Kadının sesi güzel, müzik yeteneği olağanüstüydü. Evleneceği adamın şanslı olduğunu düşünmeden edemedim. Ne sesim güzeldi ne müzik aleti çalabiliyordum. Bunlar gerçekten yetenek işiydi. Bende de o yeteneklerden yoktu ne yazık ki.

Yanımda oturan Newsbury kontu kadını dinliyor ya da öyle görünüyordu. Müzik her ne kadar iyi olsa da insanlardan uzaklaşmak için sabırsızlanıyordum. Ne zaman sabit bir şekilde otursam bacaklarımı oynatan bir insandım ama bunu burada yapmak tuhaf kaçacaktı. En azından yanımdaki adamın dikkatini çekeceğini biliyordum. Bu zamanda her açıdan dikkatli olmak gerekiyordu.

Bu hayatta gözlerimi açalı sadece dört gün olmuştu. Düşününce zamanın kısalığı yaşadıklarım ve hissettiklerimle karşılaştırıldığında şaka gibi geliyordu. Sadece dört günde bir abi edinmiş, yakışıklı ve güçlü bir adam tarafından öpülmüş, bir skandala şahit olduktan sonra tehdit edilmiştim. Sanki ölümüme kadar yaşayabileceğim maceralı hayat son dört günüme yüklenmişti.

Geri döneceğim anı merak ediyordum ama dört günde gerçekten sorunları halletmiş olabilir miydim? Eğer bu zamanda dört ay ya da dört yıl kalırsam diye endişeleniyordum. Edward evlenir de beni istemezse nasıl yol alacağımın konusunda karamsardım. Bazen ruhumun köşeye sıkıştığını hissediyordum. Eteğimi düzeltip bacaklarımı kımıldattım. Eğer biraz daha kıpırtısız oturursam bacaklarım uyuşacaktı. Bir dinletinin ne kadar sürebileceğine dair bilgim yoktu.

Dük dört sıra önümde tam çaprazımda oturuyor, dikkatle genç kadını dinliyordu. İkisinin birbirine yakıştığını düşündüm. Dük nişanlanacak birini bulmuş gibiydi. Üstelik annesi de bu birleşmenin ihtimalinden bile memnun görünüyordu. Leydi Clune'nin annesinin yanında oturuyor, bazen ona bir şey söylemek için eğiliyordu.
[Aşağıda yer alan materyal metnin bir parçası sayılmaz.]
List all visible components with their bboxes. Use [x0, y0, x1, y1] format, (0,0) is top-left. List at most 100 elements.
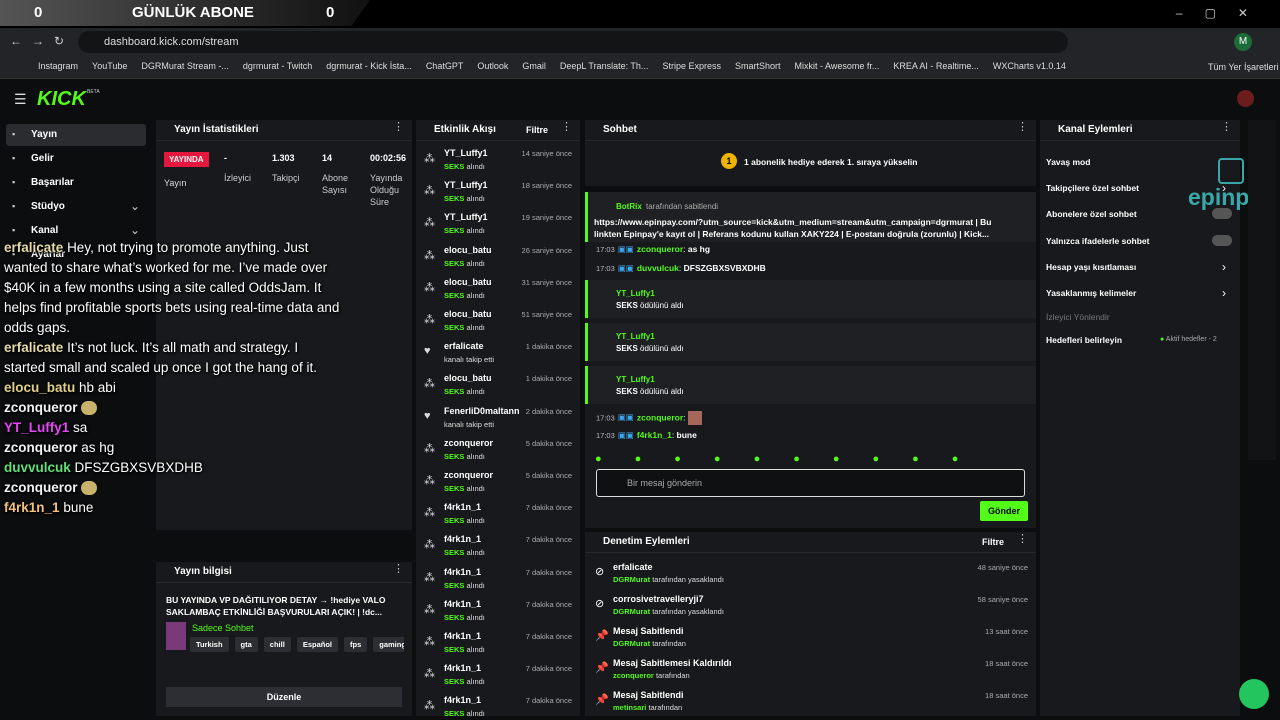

Bu dünyada Helena'nın annesi yoktu. Onun kanatları altında olmadan eksik büyümüştü. Yaptığı hareketler bundan kaynaklanıyor olabilirdi. Ailemi düşünmek onların özlemiyle ruhumun kıvranmasına neden oldu.
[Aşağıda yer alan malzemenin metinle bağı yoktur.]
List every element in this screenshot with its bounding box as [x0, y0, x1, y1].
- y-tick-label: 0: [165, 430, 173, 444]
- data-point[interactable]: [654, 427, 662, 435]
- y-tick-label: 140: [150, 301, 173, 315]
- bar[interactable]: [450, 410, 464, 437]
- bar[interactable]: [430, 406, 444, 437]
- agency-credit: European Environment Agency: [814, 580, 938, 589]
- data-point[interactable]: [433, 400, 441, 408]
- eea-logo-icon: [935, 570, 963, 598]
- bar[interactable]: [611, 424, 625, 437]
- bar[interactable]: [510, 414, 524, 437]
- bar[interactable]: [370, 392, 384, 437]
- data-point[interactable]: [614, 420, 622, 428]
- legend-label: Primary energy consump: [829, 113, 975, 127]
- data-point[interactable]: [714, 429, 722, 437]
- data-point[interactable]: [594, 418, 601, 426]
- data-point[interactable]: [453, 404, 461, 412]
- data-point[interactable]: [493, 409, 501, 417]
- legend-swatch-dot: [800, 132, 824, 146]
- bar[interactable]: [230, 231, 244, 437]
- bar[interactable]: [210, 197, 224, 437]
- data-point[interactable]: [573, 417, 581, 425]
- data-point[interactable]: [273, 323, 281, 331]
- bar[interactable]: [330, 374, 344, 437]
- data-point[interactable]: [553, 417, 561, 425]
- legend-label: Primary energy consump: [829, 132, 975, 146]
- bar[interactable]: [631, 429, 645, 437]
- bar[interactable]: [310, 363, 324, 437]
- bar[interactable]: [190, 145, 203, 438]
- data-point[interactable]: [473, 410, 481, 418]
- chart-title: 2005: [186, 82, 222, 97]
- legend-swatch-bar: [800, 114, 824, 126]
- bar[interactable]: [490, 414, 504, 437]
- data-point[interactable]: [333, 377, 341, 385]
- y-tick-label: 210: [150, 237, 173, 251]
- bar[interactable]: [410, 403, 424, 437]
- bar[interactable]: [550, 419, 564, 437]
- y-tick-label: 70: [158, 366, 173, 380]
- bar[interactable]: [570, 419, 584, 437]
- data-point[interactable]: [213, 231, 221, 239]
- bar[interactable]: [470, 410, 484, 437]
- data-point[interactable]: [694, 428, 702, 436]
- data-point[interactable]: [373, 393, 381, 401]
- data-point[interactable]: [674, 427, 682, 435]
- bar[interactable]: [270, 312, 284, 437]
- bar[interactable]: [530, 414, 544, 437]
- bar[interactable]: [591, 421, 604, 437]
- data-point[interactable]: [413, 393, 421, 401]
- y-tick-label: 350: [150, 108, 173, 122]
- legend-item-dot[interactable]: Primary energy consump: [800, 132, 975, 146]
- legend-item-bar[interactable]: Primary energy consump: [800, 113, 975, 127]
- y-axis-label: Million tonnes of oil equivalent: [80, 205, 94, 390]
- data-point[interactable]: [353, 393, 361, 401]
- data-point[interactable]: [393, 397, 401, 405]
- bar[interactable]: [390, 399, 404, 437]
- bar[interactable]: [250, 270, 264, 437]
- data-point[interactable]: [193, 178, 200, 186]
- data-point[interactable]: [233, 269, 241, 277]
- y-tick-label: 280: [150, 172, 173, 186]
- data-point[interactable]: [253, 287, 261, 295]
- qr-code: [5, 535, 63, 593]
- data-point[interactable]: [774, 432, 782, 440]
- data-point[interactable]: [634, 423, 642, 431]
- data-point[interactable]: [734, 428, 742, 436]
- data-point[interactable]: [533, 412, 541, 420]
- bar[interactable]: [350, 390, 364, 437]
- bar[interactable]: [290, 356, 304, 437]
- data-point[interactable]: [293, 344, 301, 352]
Son melodi odada yankılandığında sonunda genç kadın şarkıya son verdi. Diğer misafirlerle beraber onu alkışlarken derin bir nefes aldım. Odanın içi çok havasızdı. Bakışlarım perdelerin arkasındaki kapıya odaklandı. Terasa çıkıp biraz nefes almak istiyordum.
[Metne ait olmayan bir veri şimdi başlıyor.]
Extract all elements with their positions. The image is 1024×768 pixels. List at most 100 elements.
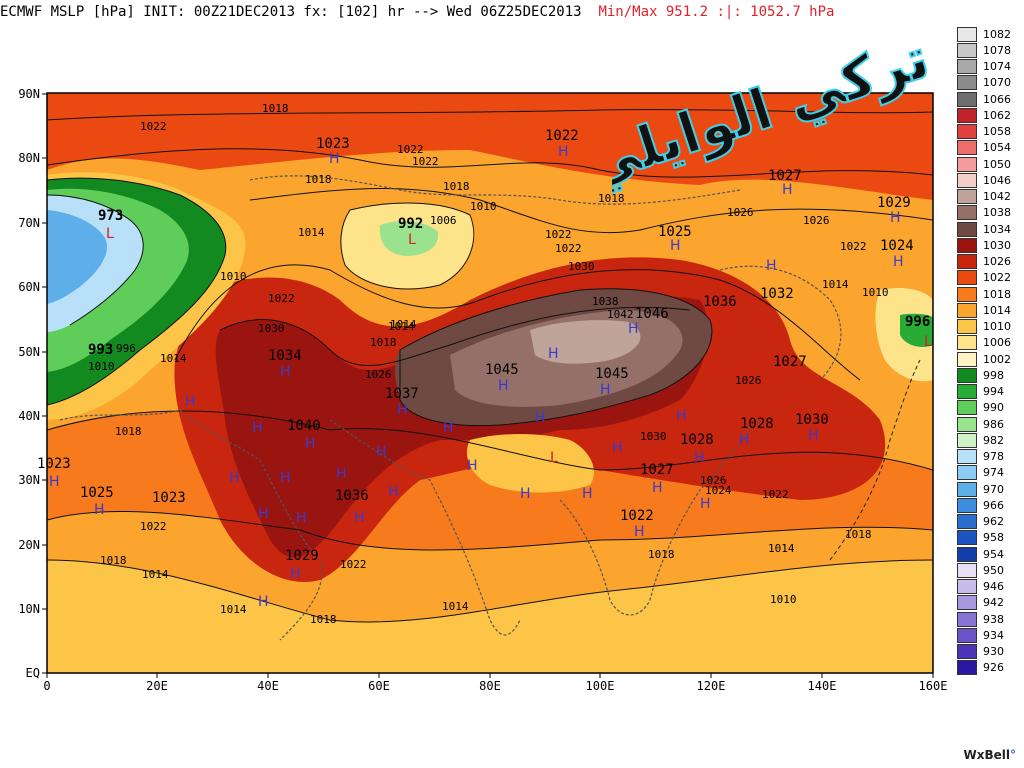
x-axis: 0 20E 40E 60E 80E 100E 120E 140E 160E [43,679,947,693]
legend-swatch [957,432,977,448]
high-symbol: H [443,420,454,436]
isobar-label: 1022 [545,128,579,144]
legend-label: 986 [983,417,1004,431]
isobar-label: 1040 [287,418,321,434]
legend-swatch [957,26,977,42]
low-value-label: 973 [98,208,123,224]
isobar-label: 1018 [100,554,127,567]
isobar-label: 1010 [470,200,497,213]
isobar-label: 1037 [385,386,419,402]
legend-row: 1074 [957,59,1019,75]
high-symbol: H [252,420,263,436]
legend-label: 982 [983,433,1004,447]
high-symbol: H [258,506,269,522]
pressure-centers: H H H H H H H H H H H H H H H H H H H H … [49,144,932,610]
legend-swatch [957,449,977,465]
legend-row: 938 [957,611,1019,627]
color-legend: 1082 1078 1074 1070 1066 1062 1058 1054 1050 1046… [957,26,1019,676]
y-axis: 90N 80N 70N 60N 50N 40N 30N 20N 10N EQ [18,87,40,680]
high-symbol: H [467,458,478,474]
isobar-label: 1022 [620,508,654,524]
high-symbol: H [808,428,819,444]
legend-swatch [957,91,977,107]
legend-swatch [957,595,977,611]
high-symbol: H [634,524,645,540]
legend-swatch [957,611,977,627]
isobar-label: 1014 [142,568,169,581]
coastline [59,409,323,641]
legend-label: 1042 [983,190,1011,204]
legend-row: 962 [957,514,1019,530]
high-symbol: H [766,258,777,274]
legend-label: 938 [983,612,1004,626]
isobar-label: 1018 [115,425,142,438]
isobar-label: 1045 [485,362,519,378]
isobar-label: 1028 [740,416,774,432]
legend-swatch [957,107,977,123]
coastlines [59,175,842,641]
legend-swatch [957,302,977,318]
legend-label: 1022 [983,271,1011,285]
isobar-label: 1024 [705,484,732,497]
high-symbol: H [739,432,750,448]
legend-label: 946 [983,580,1004,594]
high-symbol: H [670,238,681,254]
isobar-label: 1014 [442,600,469,613]
isobar-label: 1022 [555,242,582,255]
high-symbol: H [280,364,291,380]
legend-label: 1002 [983,352,1011,366]
isobar-label: 1022 [545,228,572,241]
arabic-watermark: تركي الوايلي [612,25,938,200]
legend-label: 974 [983,466,1004,480]
legend-row: 1078 [957,42,1019,58]
legend-label: 966 [983,498,1004,512]
legend-label: 970 [983,482,1004,496]
legend-label: 1034 [983,222,1011,236]
isobar-line [47,559,933,623]
high-symbol: H [258,594,269,610]
isobar-label: 1018 [305,173,332,186]
isobar-label: 1030 [258,322,285,335]
y-ticks [42,93,47,674]
legend-label: 990 [983,401,1004,415]
isobar-label: 1029 [285,548,319,564]
legend-label: 1030 [983,238,1011,252]
logo-dot-icon: ° [1010,748,1016,762]
legend-row: 1042 [957,189,1019,205]
min-max-readout: Min/Max 951.2 :|: 1052.7 hPa [598,4,835,20]
legend-label: 1010 [983,320,1011,334]
high-symbol: H [185,394,196,410]
legend-swatch [957,384,977,400]
legend-swatch [957,286,977,302]
isobar-label: 1026 [803,214,830,227]
legend-row: 1054 [957,140,1019,156]
isobar-label: 1022 [412,155,439,168]
legend-label: 1006 [983,336,1011,350]
lon-label-80e: 80E [479,679,501,693]
legend-swatch [957,270,977,286]
legend-label: 954 [983,547,1004,561]
isobar-label: 1036 [703,294,737,310]
isobar-label: 1045 [595,366,629,382]
legend-swatch [957,367,977,383]
legend-label: 994 [983,385,1004,399]
low-symbol: L [408,232,416,248]
high-symbol: H [628,321,639,337]
legend-row: 1014 [957,302,1019,318]
isobar-line [47,148,933,178]
isobar-label: 1030 [640,430,667,443]
high-symbol: H [498,378,509,394]
low-value-label: 992 [398,216,423,232]
legend-label: 1062 [983,108,1011,122]
legend-row: 950 [957,562,1019,578]
legend-label: 1014 [983,303,1011,317]
legend-swatch [957,562,977,578]
lon-label-160e: 160E [919,679,948,693]
legend-label: 978 [983,450,1004,464]
isobar-label: 1014 [220,603,247,616]
legend-row: 1026 [957,254,1019,270]
isobar-label: 1014 [768,542,795,555]
lon-label-40e: 40E [257,679,279,693]
isobar-label: 1022 [140,520,167,533]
Başka bir misafir kadının yerini alırken artık kimse o kadar dikkatli dinlemiyordu. İçmek için bir şeyler alırken eğlence için hareketli bir müzik çalmaya başladı. Perdelerin arasından kapının kulpunu bulup yavaşça açarak terasa süzüldüm.

Serin hava yüzüme değdiği an kendimi daha iyi hissettim. Bahçeyi sadece gökyüzündeki dolunay aydınlatıyordu. Modern zamanlarda sokaklardaki lamba yüzünden belki ayın aydınlatma gücüne hiç şahit olmamıştık ama burada yerde hiç ışık yokken ay ve yıldızların erimiş gümüş rengindeki bir ışıkla aydınlattığını görebiliyordum.

Terasın buz gibi soğuk korkuluğuna dayanıp bahçedeki çiçeklere baktım. Kokuları ağır ağır esen rüzgarla bana kadar geliyordu. Sanki her an bir çalılığın arkasından peri fırlayacak gibi hissettiren büyülü bir manzara vardı. Artık hayal ürünü denilen her şeye inanma meyillindeydim. Ne de olsa önceki hayatımda bulunuyordum.

"Bahçede sizi büyüleyecek bir şey mi gördünüz Helena."

Hızla nefesimi çekerek arkamı döndüm. Dük terasın kapısının yanında duruyordu. Mavi gözleri bana kilitlenmişti.

"Büyülü bir manzara olduğunu düşünüyordum," dedim.

Bana doğru yaklaştığında nefesim boğazımda düğümleniyor gibiydi. Öyle bir adamdı ki tüm ilgisini kadının üzerinde topladığında kadının başka bir yere kaçmasının şansı yoktu. Bende korkuluklara yaslanıp ay ışığında koyu görünen mavi gözlerine baktım.